If or when Greece exits the eurozone, Russia with which it shares religious and cultural ties going back to the days of the Byzantine Empire between 330 AD and 1453, would be one of the first Greece would turn to for money and support.

For Russia it would be an important strategic gain in its standoff with NATO and the US. It could not have gone unnoticed that one of the first global leaders that spoke to Greek prime minister Alexis Tsipras after the Greek referendum was Russian president Vladimir Putin.

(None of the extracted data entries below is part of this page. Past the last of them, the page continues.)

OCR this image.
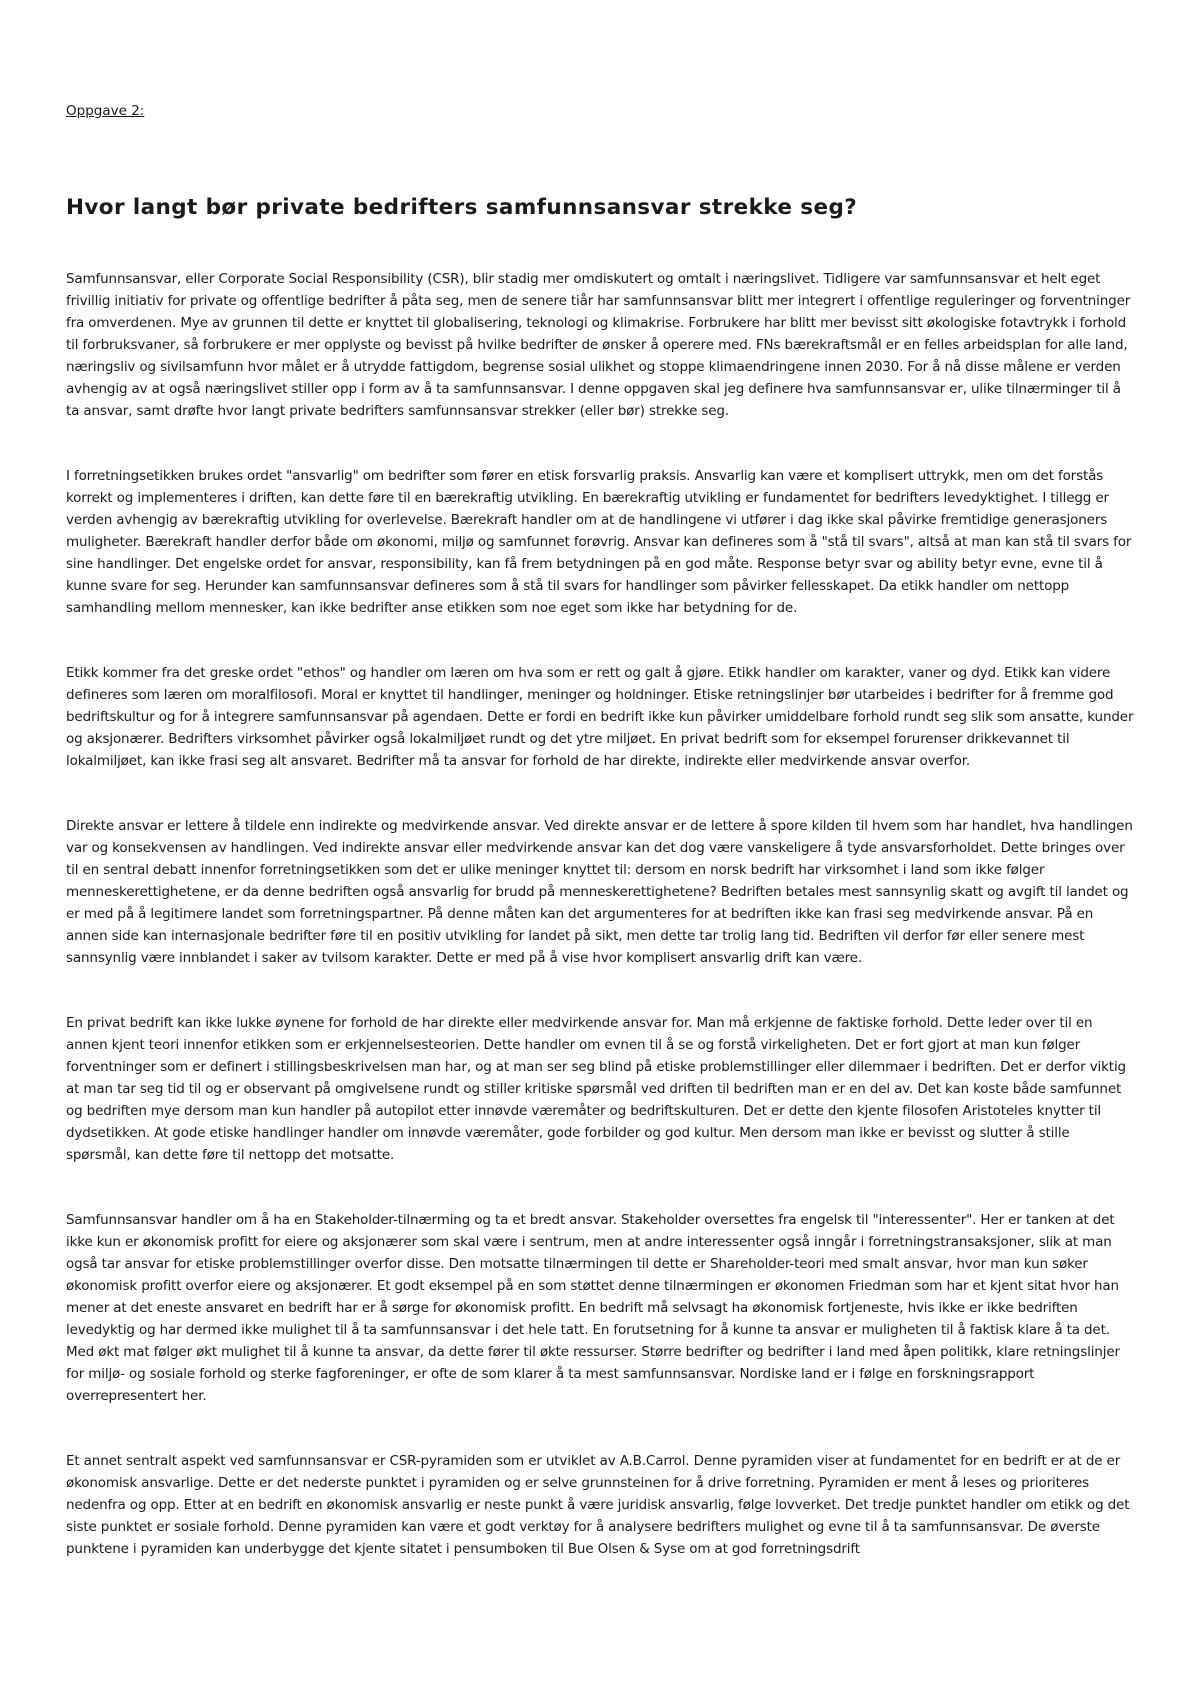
Oppgave 2:

Hvor langt bør private bedrifters samfunnsansvar strekke seg?

Samfunnsansvar, eller Corporate Social Responsibility (CSR), blir stadig mer omdiskutert og omtalt i næringslivet. Tidligere var samfunnsansvar et helt eget frivillig initiativ for private og offentlige bedrifter å påta seg, men de senere tiår har samfunnsansvar blitt mer integrert i offentlige reguleringer og forventninger fra omverdenen. Mye av grunnen til dette er knyttet til globalisering, teknologi og klimakrise. Forbrukere har blitt mer bevisst sitt økologiske fotavtrykk i forhold til forbruksvaner, så forbrukere er mer opplyste og bevisst på hvilke bedrifter de ønsker å operere med. FNs bærekraftsmål er en felles arbeidsplan for alle land, næringsliv og sivilsamfunn hvor målet er å utrydde fattigdom, begrense sosial ulikhet og stoppe klimaendringene innen 2030. For å nå disse målene er verden avhengig av at også næringslivet stiller opp i form av å ta samfunnsansvar. I denne oppgaven skal jeg definere hva samfunnsansvar er, ulike tilnærminger til å ta ansvar, samt drøfte hvor langt private bedrifters samfunnsansvar strekker (eller bør) strekke seg.

I forretningsetikken brukes ordet "ansvarlig" om bedrifter som fører en etisk forsvarlig praksis. Ansvarlig kan være et komplisert uttrykk, men om det forstås korrekt og implementeres i driften, kan dette føre til en bærekraftig utvikling. En bærekraftig utvikling er fundamentet for bedrifters levedyktighet. I tillegg er verden avhengig av bærekraftig utvikling for overlevelse. Bærekraft handler om at de handlingene vi utfører i dag ikke skal påvirke fremtidige generasjoners muligheter. Bærekraft handler derfor både om økonomi, miljø og samfunnet forøvrig. Ansvar kan defineres som å "stå til svars", altså at man kan stå til svars for sine handlinger. Det engelske ordet for ansvar, responsibility, kan få frem betydningen på en god måte. Response betyr svar og ability betyr evne, evne til å kunne svare for seg. Herunder kan samfunnsansvar defineres som å stå til svars for handlinger som påvirker fellesskapet. Da etikk handler om nettopp samhandling mellom mennesker, kan ikke bedrifter anse etikken som noe eget som ikke har betydning for de.

Etikk kommer fra det greske ordet "ethos" og handler om læren om hva som er rett og galt å gjøre. Etikk handler om karakter, vaner og dyd. Etikk kan videre defineres som læren om moralfilosofi. Moral er knyttet til handlinger, meninger og holdninger. Etiske retningslinjer bør utarbeides i bedrifter for å fremme god bedriftskultur og for å integrere samfunnsansvar på agendaen. Dette er fordi en bedrift ikke kun påvirker umiddelbare forhold rundt seg slik som ansatte, kunder og aksjonærer. Bedrifters virksomhet påvirker også lokalmiljøet rundt og det ytre miljøet. En privat bedrift som for eksempel forurenser drikkevannet til lokalmiljøet, kan ikke frasi seg alt ansvaret. Bedrifter må ta ansvar for forhold de har direkte, indirekte eller medvirkende ansvar overfor.

Direkte ansvar er lettere å tildele enn indirekte og medvirkende ansvar. Ved direkte ansvar er de lettere å spore kilden til hvem som har handlet, hva handlingen var og konsekvensen av handlingen. Ved indirekte ansvar eller medvirkende ansvar kan det dog være vanskeligere å tyde ansvarsforholdet. Dette bringes over til en sentral debatt innenfor forretningsetikken som det er ulike meninger knyttet til: dersom en norsk bedrift har virksomhet i land som ikke følger menneskerettighetene, er da denne bedriften også ansvarlig for brudd på menneskerettighetene? Bedriften betales mest sannsynlig skatt og avgift til landet og er med på å legitimere landet som forretningspartner. På denne måten kan det argumenteres for at bedriften ikke kan frasi seg medvirkende ansvar. På en annen side kan internasjonale bedrifter føre til en positiv utvikling for landet på sikt, men dette tar trolig lang tid. Bedriften vil derfor før eller senere mest sannsynlig være innblandet i saker av tvilsom karakter. Dette er med på å vise hvor komplisert ansvarlig drift kan være.

En privat bedrift kan ikke lukke øynene for forhold de har direkte eller medvirkende ansvar for. Man må erkjenne de faktiske forhold. Dette leder over til en annen kjent teori innenfor etikken som er erkjennelsesteorien. Dette handler om evnen til å se og forstå virkeligheten. Det er fort gjort at man kun følger forventninger som er definert i stillingsbeskrivelsen man har, og at man ser seg blind på etiske problemstillinger eller dilemmaer i bedriften. Det er derfor viktig at man tar seg tid til og er observant på omgivelsene rundt og stiller kritiske spørsmål ved driften til bedriften man er en del av. Det kan koste både samfunnet og bedriften mye dersom man kun handler på autopilot etter innøvde væremåter og bedriftskulturen. Det er dette den kjente filosofen Aristoteles knytter til dydsetikken. At gode etiske handlinger handler om innøvde væremåter, gode forbilder og god kultur. Men dersom man ikke er bevisst og slutter å stille spørsmål, kan dette føre til nettopp det motsatte.

Samfunnsansvar handler om å ha en Stakeholder-tilnærming og ta et bredt ansvar. Stakeholder oversettes fra engelsk til "interessenter". Her er tanken at det ikke kun er økonomisk profitt for eiere og aksjonærer som skal være i sentrum, men at andre interessenter også inngår i forretningstransaksjoner, slik at man også tar ansvar for etiske problemstillinger overfor disse. Den motsatte tilnærmingen til dette er Shareholder-teori med smalt ansvar, hvor man kun søker økonomisk profitt overfor eiere og aksjonærer. Et godt eksempel på en som støttet denne tilnærmingen er økonomen Friedman som har et kjent sitat hvor han mener at det eneste ansvaret en bedrift har er å sørge for økonomisk profitt. En bedrift må selvsagt ha økonomisk fortjeneste, hvis ikke er ikke bedriften levedyktig og har dermed ikke mulighet til å ta samfunnsansvar i det hele tatt. En forutsetning for å kunne ta ansvar er muligheten til å faktisk klare å ta det. Med økt mat følger økt mulighet til å kunne ta ansvar, da dette fører til økte ressurser. Større bedrifter og bedrifter i land med åpen politikk, klare retningslinjer for miljø- og sosiale forhold og sterke fagforeninger, er ofte de som klarer å ta mest samfunnsansvar. Nordiske land er i følge en forskningsrapport overrepresentert her.

Et annet sentralt aspekt ved samfunnsansvar er CSR-pyramiden som er utviklet av A.B.Carrol. Denne pyramiden viser at fundamentet for en bedrift er at de er økonomisk ansvarlige. Dette er det nederste punktet i pyramiden og er selve grunnsteinen for å drive forretning. Pyramiden er ment å leses og prioriteres nedenfra og opp. Etter at en bedrift en økonomisk ansvarlig er neste punkt å være juridisk ansvarlig, følge lovverket. Det tredje punktet handler om etikk og det siste punktet er sosiale forhold. Denne pyramiden kan være et godt verktøy for å analysere bedrifters mulighet og evne til å ta samfunnsansvar. De øverste punktene i pyramiden kan underbygge det kjente sitatet i pensumboken til Bue Olsen & Syse om at god forretningsdrift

A Greek-Russian deal could also find synergies with the recently launched BRICS Development Bank’s ambitions as a player in global development finance

A second option for Greece, also coming from the BRICKS ‘club’, is China with its ambitions as a global player. Greece might offer it an opportunity to extend its influence westwards.

A third possibility is that the Americans, in an effort to counter moves from either Russia or China, might encourage its private equity and hedge funds to get involved in the rebuilding of the Greek economy.

To what extent South Africa’s position in the new developing global landscape is becoming imbedded with the BRICS grouping, is illustrated by the news that its Department of Energy (DoE) and Russia’s Rosatom have signed memoranda of understanding.

The bigger danger

But in the meantime, while so much attention is focused on the relatively small Greece, a potentially much bigger and dangerous storm with implications for the global economy is building elsewhere.

Driven by world-wide economic uncertainty, Chinese stock exchanges over the past year have become what some commentators are calling “casinos” in a frenzy of speculation. In the process one million-plus new Chinese millionaires emerged over the past 12 months.

In the last month a correction has taken hold of some Chinese exchange markets, with share prices having plunged by a third after they have increased by 70% over the previous year.

In its wake and coupled with concerns with about the continued vibrancy of the Chinese economy, a wide range of commodity prices – from gold to iron ore –also came down drastically, exposing emerging market commodity exporters, including South Africa.

What is happening on the Chinese markets is fast becoming the more important economic/financial story to watch.